Introducing acacia-RDF: An X10-based scalable distributed RDF graph database engine
Abstract
Linked data mining has become one of the key questions in HPC graph mining in recent years. However, the existing RDF database engines are not scalable and are less reliable in heterogeneous clouds. In this paper we describe the design and implementation of Acacia-RDF which is a scalable distributed RDF graph database engine developed with X10 programming language to solve this issue. Acacia-RDF partitions the RDF data sets into subgraphs following vertex cut paradigm. The partitioned data sets are persisted on secondary storage across X10 places. We developed a scalable SPARQL processor for Acacia-RDF which operates on top of partitioned RDF data.
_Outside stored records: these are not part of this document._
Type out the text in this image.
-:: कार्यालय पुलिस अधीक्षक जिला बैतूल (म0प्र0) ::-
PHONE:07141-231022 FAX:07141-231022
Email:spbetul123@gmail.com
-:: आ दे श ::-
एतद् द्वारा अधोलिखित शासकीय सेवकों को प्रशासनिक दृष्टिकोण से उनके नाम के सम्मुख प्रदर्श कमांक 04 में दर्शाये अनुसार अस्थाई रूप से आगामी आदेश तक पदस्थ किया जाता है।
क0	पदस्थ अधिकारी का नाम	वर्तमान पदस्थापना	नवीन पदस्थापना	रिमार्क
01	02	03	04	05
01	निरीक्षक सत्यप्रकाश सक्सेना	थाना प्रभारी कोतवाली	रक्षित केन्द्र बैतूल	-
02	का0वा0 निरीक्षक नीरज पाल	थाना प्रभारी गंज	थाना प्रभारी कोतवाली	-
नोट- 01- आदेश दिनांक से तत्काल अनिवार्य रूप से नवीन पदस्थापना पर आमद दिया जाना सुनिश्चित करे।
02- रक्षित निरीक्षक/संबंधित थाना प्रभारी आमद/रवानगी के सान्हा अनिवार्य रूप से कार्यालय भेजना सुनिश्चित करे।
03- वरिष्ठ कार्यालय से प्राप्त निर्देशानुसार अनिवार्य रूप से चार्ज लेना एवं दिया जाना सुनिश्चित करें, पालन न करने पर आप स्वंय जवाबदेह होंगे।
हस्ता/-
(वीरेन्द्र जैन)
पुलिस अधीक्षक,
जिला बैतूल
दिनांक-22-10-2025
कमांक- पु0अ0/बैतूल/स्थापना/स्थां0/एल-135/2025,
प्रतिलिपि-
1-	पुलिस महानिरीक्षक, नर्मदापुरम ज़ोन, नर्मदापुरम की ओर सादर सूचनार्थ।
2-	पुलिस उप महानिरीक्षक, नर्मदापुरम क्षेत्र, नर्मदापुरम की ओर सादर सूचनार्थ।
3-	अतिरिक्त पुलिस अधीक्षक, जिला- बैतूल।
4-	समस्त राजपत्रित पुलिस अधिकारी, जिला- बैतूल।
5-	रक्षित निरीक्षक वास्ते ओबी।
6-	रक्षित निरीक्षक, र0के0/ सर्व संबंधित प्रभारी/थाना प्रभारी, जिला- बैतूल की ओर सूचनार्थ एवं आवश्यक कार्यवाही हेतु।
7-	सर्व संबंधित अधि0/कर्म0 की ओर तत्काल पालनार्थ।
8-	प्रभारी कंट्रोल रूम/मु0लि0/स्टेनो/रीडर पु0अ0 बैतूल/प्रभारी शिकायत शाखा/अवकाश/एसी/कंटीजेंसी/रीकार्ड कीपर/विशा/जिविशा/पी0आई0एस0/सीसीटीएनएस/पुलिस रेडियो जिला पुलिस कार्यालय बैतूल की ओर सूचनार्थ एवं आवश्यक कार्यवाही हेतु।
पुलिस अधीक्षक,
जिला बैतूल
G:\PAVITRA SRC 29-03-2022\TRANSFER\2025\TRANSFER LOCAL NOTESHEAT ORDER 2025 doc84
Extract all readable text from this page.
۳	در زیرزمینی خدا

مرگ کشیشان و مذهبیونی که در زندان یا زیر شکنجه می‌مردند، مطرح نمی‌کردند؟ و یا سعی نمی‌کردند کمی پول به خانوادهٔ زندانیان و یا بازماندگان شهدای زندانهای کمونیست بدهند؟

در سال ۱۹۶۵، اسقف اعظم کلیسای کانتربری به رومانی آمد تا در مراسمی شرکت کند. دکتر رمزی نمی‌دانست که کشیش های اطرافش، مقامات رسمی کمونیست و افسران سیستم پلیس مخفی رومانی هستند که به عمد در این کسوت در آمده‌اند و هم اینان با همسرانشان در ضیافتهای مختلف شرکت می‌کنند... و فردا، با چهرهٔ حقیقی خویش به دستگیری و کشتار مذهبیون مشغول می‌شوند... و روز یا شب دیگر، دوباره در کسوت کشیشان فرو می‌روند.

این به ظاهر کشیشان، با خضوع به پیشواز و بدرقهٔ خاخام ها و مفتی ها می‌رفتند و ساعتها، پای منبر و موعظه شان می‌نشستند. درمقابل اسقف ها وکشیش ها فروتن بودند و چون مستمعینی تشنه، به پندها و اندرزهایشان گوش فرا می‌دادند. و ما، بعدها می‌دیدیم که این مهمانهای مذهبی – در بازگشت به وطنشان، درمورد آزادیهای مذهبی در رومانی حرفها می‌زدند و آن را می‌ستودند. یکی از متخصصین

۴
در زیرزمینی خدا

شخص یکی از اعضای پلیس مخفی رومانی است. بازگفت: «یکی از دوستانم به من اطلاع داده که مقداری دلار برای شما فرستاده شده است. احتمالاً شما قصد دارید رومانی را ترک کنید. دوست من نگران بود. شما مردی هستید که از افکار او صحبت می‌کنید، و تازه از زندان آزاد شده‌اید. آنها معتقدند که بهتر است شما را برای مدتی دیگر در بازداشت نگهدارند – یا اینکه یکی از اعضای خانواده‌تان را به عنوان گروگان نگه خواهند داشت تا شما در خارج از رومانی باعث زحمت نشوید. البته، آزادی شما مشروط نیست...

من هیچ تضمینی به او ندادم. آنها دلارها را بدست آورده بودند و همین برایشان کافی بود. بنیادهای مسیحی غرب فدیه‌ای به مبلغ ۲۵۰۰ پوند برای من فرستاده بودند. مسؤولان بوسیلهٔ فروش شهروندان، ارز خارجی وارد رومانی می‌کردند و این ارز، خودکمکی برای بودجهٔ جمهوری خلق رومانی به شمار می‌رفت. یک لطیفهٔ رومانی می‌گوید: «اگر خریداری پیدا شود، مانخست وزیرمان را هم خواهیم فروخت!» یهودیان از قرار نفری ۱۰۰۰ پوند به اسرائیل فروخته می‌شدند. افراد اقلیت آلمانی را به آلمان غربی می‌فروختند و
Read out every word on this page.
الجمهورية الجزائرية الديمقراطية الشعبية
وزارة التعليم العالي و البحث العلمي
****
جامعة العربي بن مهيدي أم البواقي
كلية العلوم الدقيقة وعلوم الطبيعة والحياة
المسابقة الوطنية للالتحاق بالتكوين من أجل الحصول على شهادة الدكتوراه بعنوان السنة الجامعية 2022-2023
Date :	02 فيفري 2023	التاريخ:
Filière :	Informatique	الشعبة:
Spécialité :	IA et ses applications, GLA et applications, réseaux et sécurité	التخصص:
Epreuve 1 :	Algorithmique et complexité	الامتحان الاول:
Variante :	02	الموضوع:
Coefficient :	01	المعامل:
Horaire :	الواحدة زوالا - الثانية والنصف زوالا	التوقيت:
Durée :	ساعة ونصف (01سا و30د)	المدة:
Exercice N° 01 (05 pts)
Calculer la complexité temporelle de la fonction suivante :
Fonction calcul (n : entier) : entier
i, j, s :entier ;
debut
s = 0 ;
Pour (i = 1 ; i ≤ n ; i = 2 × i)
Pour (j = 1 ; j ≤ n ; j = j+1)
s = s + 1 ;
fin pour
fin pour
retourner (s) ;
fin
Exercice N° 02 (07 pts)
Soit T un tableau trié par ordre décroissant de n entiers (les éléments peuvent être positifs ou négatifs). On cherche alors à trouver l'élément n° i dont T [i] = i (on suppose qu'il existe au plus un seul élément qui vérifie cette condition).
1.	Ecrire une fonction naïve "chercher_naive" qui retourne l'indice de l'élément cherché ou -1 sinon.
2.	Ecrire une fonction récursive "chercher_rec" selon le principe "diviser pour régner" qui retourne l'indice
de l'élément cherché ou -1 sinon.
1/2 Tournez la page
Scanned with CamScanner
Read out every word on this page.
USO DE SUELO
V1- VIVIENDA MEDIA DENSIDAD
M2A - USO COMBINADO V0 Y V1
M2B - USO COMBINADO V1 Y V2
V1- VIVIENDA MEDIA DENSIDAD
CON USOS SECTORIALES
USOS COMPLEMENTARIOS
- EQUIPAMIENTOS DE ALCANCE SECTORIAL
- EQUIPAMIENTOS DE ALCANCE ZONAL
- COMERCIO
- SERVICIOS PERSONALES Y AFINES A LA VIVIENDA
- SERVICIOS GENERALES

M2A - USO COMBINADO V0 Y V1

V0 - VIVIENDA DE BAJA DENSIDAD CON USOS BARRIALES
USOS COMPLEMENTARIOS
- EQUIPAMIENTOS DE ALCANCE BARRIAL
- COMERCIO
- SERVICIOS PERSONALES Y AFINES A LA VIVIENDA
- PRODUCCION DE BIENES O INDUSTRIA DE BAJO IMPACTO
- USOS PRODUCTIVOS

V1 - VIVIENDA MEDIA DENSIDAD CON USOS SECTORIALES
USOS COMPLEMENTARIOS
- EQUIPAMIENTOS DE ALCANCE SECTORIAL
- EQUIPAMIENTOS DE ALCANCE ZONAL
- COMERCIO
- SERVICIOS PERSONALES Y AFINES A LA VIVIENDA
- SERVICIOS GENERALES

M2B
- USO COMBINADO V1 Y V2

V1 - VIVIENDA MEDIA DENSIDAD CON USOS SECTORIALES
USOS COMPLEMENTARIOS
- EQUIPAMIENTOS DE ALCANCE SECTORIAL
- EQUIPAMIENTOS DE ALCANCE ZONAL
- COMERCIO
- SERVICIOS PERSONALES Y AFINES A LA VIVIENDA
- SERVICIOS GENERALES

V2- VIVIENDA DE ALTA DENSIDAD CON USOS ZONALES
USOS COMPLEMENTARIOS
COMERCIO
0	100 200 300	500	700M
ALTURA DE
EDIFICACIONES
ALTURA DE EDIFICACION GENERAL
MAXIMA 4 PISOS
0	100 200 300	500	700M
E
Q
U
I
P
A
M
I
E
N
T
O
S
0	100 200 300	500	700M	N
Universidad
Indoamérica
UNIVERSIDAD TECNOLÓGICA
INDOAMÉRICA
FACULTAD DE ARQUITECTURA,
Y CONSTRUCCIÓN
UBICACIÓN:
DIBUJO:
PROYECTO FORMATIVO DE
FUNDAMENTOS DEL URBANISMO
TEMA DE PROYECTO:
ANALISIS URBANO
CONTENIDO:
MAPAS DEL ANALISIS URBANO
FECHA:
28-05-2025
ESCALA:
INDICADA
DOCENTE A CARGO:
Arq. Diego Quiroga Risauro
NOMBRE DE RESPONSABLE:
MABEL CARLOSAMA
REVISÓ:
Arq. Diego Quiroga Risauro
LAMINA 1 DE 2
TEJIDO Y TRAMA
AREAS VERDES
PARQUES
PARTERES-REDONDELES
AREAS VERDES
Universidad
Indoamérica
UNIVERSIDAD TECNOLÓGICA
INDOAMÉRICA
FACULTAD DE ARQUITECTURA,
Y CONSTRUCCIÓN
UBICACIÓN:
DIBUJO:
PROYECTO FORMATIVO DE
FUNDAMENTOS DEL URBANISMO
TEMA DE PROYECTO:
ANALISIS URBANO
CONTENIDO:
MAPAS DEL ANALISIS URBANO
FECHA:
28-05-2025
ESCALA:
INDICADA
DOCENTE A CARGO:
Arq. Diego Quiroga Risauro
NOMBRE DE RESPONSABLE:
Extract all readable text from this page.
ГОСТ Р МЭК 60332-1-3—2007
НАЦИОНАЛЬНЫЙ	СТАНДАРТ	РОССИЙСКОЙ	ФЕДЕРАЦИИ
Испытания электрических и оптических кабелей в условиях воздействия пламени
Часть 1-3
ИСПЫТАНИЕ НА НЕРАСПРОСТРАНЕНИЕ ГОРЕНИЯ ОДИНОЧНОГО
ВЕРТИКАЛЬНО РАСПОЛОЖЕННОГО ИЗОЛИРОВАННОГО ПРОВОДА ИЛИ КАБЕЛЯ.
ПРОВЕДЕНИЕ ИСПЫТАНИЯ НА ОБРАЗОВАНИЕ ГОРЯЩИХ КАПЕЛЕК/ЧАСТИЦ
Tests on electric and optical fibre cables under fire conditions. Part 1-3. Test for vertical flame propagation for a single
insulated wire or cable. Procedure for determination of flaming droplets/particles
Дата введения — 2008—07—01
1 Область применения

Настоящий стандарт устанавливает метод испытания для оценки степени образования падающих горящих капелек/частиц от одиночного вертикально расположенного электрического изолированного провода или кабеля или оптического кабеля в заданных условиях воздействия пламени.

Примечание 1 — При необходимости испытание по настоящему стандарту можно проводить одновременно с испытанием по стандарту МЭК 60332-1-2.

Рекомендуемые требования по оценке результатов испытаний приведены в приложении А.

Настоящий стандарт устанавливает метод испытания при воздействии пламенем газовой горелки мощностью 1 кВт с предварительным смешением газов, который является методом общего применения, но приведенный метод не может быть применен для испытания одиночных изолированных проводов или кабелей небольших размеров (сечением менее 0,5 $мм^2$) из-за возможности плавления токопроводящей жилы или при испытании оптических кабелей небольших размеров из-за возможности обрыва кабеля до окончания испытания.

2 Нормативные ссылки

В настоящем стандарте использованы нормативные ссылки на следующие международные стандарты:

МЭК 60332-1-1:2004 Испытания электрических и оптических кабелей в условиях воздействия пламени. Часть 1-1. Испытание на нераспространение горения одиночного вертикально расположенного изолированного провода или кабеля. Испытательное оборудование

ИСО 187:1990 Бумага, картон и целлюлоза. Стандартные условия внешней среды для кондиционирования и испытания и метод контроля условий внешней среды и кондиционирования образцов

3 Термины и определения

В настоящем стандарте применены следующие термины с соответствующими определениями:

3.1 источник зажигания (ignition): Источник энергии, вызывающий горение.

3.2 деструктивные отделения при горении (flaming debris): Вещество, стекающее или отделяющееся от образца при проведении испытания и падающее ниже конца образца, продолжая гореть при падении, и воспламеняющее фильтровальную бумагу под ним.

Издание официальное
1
Furthermore, we demonstrate the implementation of scalable graph algorithms such as Triangle counting with such partitioned data sets. We present performance results gathered from Acacia with different scales of LUBM RDF benchmark data sets and make a comparison of Acacia's performance against Neo4j graph database server. From the scalability experiments conducted upto 16 X10 places, we observed that Acacia-RDF scales well with LUBM data sets. Acacia-RDF reported approximately 2 seconds elapsed time on 4 places for running the first and third queries of the LUBM benchmark on LUBM scale 40 data set. Through this work we introduce the use of X10 language for scalable RDF graph data management.